Reader Commentary
Past US wars lack defensive reason
To the Editor:
I was surprised to read in Noah Horwitz's '16 recent op-ed ("Syria comparisons to Iraq are misinformed and incorrect," The Justice, Sept. 10) that "The Iraq War is the only time in the nation's history that we invaded an overseas sovereign state with absolutely no immediate defensive reason."
What about, in fairly recent historical memory,the Bay of Pigs invasion of Cuba in 1961 (under President John Kennedy), the invasion of Grenada in 1983 ("Operation Urgent Fury," under President Ronald Reagan), the invasion of Panama in 1989 ("Operation Just Cause", under President George Bush the first), the previous invasion of Iraq in 1990 ("Operation Desert Storm", under President Bush the first), and the invasion of Haiti in 1994 (under President Bill Clinton)?
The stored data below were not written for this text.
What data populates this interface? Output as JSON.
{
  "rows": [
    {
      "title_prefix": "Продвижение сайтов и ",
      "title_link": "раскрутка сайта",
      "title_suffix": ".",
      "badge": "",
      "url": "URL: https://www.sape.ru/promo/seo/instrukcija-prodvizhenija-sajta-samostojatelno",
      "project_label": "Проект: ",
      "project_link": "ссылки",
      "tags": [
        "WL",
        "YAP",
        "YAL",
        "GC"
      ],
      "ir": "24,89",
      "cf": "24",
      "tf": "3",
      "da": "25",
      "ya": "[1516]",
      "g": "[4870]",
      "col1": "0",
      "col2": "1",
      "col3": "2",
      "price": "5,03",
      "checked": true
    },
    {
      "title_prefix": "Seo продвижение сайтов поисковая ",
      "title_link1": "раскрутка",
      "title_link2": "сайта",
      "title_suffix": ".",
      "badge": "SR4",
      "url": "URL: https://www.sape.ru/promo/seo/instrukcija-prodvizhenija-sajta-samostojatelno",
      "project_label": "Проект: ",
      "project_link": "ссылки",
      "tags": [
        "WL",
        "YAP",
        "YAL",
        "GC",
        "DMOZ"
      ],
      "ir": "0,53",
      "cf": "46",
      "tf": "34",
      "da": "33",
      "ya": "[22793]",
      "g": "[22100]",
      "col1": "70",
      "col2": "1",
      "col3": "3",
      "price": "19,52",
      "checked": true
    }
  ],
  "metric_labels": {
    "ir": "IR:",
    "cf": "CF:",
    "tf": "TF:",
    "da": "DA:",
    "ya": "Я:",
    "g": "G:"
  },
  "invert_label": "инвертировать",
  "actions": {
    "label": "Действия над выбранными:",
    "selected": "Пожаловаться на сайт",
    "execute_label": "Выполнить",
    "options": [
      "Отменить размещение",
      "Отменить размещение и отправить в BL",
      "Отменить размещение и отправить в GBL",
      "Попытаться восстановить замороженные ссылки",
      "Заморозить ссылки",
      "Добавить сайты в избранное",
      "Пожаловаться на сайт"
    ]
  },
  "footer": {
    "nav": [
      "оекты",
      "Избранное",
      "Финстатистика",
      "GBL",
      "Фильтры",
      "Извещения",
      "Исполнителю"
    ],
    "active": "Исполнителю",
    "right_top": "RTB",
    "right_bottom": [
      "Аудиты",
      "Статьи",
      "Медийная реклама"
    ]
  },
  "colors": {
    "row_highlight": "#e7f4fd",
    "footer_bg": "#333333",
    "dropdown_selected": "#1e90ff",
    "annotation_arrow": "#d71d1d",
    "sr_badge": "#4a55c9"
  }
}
This is only a partial list.
Then, certainly, there was the Vietnam War from 1961 to 1973, under Presidents Kennedy, Johnson and Nixon, which included military destruction in Laos, Thailand and Cambodia. This warfare included our dropping the chemicals napalm and Agent Orange on civilians. Chemical weapons.
These were, to use the columnist's words, "invasions of overseas sovereign states"-about that there is no doubt. Was there in these cases, really, an "immediate defensive reason" other than hegemony? Who is misinformed and incorrect?
-Harry Mairson
Prof. Harry Mairson is a professor of Computer Science at Brandeis University.